Holly stared out of the window, watching fields of nothing blur by.
Tricked again, she thought. Not of Arnold’s design, but of their own. They’d given him the idea of placing the cheese in the trap. Mr Salting had described Arnold as deranged, but Holly saw him as calculating. Whatever Arnold was doing, following her was no longer his priority. It was a relief until she began to wonder why.
Holly barely noticed when they arrived by the kerbside of The Travelling Star.
“I could do with a drink,” Callum said. “Anyone else?”
“Not for me,” Mr Winnow said. “I’m putting new locks on my doors.”
Holly and Callum slipped from the truck, waving goodbye to Mr Winnow as he drove ten feet up the road to his shop.
“To be honest, I don’t have the money to get the kind of drunk I want to,” Holly said to Callum. “Another time?”
“I’ll pay,” Callum said, “but let me nip upstairs first. This whole thing makes me want to change my clothes.”
Callum climbed the stairs to his rented room while Holly sloped into the Lounge, dropping into a stool by the bar. She hoped to see welcomi
ng faces, but the room was empty.
“What’ll you have?” Big Gregg asked, appearing from nowhere. Without waiting for an answer, he pirouetted to the optics and drained gin into a glass. “Feels like a gin day, doesn’t it?”

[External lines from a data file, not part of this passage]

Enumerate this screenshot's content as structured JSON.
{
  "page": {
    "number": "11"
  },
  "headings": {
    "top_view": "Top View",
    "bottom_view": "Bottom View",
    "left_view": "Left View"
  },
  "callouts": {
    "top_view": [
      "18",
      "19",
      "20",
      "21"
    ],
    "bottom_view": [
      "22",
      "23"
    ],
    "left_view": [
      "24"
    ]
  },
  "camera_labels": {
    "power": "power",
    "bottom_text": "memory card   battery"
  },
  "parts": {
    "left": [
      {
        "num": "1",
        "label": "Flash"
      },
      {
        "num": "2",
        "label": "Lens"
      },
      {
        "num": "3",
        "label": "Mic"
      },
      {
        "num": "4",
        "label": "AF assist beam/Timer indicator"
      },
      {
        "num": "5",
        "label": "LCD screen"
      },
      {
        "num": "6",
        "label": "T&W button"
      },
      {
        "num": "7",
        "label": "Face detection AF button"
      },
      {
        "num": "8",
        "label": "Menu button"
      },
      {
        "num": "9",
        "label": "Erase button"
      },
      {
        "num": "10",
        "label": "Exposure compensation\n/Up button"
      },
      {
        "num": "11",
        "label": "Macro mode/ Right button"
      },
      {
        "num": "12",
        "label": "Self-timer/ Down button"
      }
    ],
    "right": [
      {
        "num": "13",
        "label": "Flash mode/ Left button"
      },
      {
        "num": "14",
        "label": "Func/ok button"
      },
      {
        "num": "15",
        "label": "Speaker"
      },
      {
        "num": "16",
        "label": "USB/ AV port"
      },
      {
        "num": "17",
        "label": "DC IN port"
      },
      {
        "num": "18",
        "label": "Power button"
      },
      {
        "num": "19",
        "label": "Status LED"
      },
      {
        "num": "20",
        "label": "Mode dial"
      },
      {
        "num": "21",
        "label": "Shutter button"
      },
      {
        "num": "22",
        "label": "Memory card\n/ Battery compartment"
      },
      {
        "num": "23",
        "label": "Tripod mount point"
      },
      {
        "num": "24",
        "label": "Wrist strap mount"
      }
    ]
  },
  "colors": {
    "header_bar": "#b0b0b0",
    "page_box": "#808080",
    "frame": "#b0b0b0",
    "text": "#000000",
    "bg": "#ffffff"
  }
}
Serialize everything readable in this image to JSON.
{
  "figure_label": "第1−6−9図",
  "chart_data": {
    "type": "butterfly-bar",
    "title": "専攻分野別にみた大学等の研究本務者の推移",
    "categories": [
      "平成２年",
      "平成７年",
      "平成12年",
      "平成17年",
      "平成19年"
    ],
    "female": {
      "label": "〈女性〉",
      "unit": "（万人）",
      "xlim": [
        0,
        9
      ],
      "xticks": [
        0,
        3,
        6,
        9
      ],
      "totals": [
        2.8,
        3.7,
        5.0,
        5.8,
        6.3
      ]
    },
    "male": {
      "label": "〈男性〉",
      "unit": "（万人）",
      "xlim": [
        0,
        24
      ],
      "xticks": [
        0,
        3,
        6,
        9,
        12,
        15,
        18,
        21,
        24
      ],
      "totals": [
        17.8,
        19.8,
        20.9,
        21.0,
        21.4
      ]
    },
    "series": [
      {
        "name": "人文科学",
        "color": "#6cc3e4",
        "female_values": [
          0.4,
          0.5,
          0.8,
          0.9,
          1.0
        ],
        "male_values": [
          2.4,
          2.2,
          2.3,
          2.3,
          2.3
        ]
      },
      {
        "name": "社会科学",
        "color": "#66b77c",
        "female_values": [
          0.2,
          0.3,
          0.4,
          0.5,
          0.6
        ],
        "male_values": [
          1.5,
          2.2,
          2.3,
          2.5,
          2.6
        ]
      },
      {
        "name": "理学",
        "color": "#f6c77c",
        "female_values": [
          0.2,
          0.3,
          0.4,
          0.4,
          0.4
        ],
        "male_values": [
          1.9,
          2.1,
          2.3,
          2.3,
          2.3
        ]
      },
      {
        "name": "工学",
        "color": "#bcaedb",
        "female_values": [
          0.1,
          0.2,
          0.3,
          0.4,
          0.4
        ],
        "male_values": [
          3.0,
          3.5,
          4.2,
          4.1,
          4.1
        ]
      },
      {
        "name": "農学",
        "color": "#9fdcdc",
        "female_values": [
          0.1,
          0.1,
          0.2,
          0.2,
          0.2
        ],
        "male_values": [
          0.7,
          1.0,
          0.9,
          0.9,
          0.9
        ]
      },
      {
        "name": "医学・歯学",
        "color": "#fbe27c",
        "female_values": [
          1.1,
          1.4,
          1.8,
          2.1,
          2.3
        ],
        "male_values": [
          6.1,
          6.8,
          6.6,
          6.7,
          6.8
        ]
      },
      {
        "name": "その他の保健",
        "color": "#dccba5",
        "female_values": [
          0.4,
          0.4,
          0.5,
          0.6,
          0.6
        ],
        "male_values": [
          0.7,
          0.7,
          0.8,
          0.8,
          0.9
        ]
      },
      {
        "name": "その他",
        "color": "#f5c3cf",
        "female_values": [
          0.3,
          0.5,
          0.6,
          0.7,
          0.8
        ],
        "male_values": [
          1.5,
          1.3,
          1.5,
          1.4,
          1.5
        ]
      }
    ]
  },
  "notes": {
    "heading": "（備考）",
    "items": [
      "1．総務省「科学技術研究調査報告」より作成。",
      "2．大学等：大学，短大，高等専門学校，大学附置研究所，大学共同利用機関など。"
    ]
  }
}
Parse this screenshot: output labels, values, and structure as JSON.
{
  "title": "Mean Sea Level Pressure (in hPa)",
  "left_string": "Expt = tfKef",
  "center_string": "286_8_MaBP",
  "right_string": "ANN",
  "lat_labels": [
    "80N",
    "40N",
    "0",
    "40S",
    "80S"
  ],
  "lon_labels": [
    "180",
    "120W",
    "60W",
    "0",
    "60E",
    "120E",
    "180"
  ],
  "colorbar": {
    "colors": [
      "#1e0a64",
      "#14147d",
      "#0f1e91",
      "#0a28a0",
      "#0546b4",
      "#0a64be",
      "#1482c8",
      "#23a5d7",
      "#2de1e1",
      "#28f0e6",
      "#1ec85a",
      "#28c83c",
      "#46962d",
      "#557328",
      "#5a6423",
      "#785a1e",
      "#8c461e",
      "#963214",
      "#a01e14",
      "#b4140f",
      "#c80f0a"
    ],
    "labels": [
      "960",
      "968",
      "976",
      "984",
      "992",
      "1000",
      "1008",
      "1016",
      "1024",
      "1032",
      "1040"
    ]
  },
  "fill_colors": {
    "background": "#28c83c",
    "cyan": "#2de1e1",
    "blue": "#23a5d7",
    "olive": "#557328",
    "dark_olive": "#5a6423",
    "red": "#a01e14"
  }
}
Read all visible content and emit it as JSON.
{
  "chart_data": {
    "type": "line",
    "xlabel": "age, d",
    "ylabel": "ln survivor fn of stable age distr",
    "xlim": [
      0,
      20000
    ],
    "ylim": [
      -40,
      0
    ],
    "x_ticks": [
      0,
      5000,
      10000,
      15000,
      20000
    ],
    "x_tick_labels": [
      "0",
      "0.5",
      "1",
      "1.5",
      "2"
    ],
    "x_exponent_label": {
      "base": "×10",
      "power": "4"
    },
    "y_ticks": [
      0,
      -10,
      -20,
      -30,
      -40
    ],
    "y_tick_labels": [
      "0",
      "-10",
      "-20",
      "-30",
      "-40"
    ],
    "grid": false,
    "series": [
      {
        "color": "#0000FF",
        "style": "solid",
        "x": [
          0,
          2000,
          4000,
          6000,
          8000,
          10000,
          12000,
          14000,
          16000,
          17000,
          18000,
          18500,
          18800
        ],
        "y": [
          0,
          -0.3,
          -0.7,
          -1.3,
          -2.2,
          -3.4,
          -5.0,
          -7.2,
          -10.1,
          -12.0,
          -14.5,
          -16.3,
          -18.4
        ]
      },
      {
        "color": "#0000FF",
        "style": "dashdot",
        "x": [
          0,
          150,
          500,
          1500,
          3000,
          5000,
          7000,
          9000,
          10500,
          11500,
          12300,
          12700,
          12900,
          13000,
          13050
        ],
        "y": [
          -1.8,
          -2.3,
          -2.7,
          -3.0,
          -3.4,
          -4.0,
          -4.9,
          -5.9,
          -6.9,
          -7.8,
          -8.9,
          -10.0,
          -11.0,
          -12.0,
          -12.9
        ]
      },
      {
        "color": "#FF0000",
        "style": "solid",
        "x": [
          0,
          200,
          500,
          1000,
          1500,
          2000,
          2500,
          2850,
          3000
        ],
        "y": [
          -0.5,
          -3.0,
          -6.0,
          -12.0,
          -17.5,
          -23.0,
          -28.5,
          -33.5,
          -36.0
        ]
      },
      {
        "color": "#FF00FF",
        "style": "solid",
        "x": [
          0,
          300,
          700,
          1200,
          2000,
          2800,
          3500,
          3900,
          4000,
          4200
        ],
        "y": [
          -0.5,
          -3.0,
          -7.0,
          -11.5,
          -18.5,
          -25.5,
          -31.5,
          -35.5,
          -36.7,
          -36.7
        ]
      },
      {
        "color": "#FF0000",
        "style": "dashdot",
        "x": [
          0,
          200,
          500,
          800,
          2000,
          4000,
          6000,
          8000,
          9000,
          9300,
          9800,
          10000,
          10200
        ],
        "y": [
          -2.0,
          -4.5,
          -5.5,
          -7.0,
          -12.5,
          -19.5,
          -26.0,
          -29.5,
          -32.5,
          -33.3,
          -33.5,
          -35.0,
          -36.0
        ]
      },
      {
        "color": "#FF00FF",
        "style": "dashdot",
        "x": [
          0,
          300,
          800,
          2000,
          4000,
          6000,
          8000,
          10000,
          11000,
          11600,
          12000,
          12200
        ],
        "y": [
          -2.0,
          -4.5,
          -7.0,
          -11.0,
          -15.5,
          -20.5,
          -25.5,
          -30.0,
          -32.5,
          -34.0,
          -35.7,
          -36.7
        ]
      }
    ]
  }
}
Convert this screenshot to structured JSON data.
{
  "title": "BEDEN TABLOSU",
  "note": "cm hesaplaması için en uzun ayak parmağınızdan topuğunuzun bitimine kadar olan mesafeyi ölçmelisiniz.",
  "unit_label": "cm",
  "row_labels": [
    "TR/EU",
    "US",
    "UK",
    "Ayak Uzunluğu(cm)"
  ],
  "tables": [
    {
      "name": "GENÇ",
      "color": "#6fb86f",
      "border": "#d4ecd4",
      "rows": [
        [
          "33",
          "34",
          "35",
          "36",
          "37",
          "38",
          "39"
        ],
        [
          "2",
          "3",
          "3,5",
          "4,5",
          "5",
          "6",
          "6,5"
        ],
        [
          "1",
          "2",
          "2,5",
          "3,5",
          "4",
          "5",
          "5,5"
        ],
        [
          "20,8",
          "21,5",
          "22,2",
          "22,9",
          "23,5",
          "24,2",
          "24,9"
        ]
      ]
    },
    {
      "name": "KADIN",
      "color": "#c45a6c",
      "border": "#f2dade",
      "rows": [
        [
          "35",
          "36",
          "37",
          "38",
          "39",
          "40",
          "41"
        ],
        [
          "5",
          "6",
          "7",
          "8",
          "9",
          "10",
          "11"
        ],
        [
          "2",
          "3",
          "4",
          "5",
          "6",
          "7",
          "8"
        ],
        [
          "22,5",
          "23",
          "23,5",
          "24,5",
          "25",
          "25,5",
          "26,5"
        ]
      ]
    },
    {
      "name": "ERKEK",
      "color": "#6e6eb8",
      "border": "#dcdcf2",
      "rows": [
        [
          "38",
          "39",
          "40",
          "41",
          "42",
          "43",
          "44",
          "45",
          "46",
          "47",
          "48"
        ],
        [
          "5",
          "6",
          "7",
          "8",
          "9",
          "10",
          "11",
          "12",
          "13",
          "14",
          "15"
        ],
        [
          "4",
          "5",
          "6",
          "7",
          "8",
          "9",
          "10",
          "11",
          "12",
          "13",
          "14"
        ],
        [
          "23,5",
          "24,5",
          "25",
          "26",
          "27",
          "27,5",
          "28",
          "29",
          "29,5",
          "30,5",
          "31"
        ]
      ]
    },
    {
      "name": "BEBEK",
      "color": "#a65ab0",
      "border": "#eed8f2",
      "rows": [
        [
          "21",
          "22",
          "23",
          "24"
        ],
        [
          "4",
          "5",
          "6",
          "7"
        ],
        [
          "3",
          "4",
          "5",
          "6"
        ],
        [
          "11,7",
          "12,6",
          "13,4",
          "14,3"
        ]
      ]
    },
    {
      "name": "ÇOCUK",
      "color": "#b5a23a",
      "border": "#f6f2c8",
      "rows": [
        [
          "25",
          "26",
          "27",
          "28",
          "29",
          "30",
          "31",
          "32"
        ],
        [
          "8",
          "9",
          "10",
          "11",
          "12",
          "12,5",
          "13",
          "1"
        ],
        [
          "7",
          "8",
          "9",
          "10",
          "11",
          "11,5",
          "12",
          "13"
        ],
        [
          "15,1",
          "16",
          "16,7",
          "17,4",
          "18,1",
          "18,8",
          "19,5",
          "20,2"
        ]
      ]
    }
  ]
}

He poured one for himself and added tonic to both of their glasses. As the tonic water drained from the bottle, so did the humour from his face.
“I’ve got some bad news,” he said, gulping down his drink.
“Please, Big Gregg. Not today. I’ve had my fill of bad news,” Holly said.
“We all have.” Big Gregg smacked his lips, glancing at the gin optic, but resisting the urge for a second glass. “I had to get rid of my computerised till. Couldn’t afford to keep it, but they won’t let me out of the contract.”
“What do you mean?” Holly asked.
Big Gregg twisted his damp bar cloth in his large hands. “I was stupid. Never read the small print, but with all the new tourists, I thought it was a good investment. I’m paying a fortune for something I no longer have and with that bleedin’ hub out there, I’m not making any money.”
Holly hung her head, her hair trailing into her G&T. “I know what you’re going to say.”
“I’m sorry,” Big Gregg said. “I can’t afford to keep you on.”
Footsteps boomed through the ceiling and down the stairs. Callum burst into the Lounge, his face as thunderous as his feet.
“I know why Arnold Salting wanted us at that car park,” he said and disappeared back to his room.
Taking Big Gregg’s hand in hers, Holly pressed it against her lips.
“We’re going to be okay,” she said, jumping from her stool.
She followed Callum up wooden stairs that creaked with every footfall.
Callum was waiting outside his room, pointing inside. “I’ve been burgled.”
It was a single accommodation with a single bed. An IKEA wardrobe stood with its doors open, its contents strewn on the floor. Callum’s bags had been emptied, tipped out and ransacked. Even his rifle case was open, his rifle discarded, but its inner pockets were inside out.
“What was he looking for?” Holly asked, venturing into the room.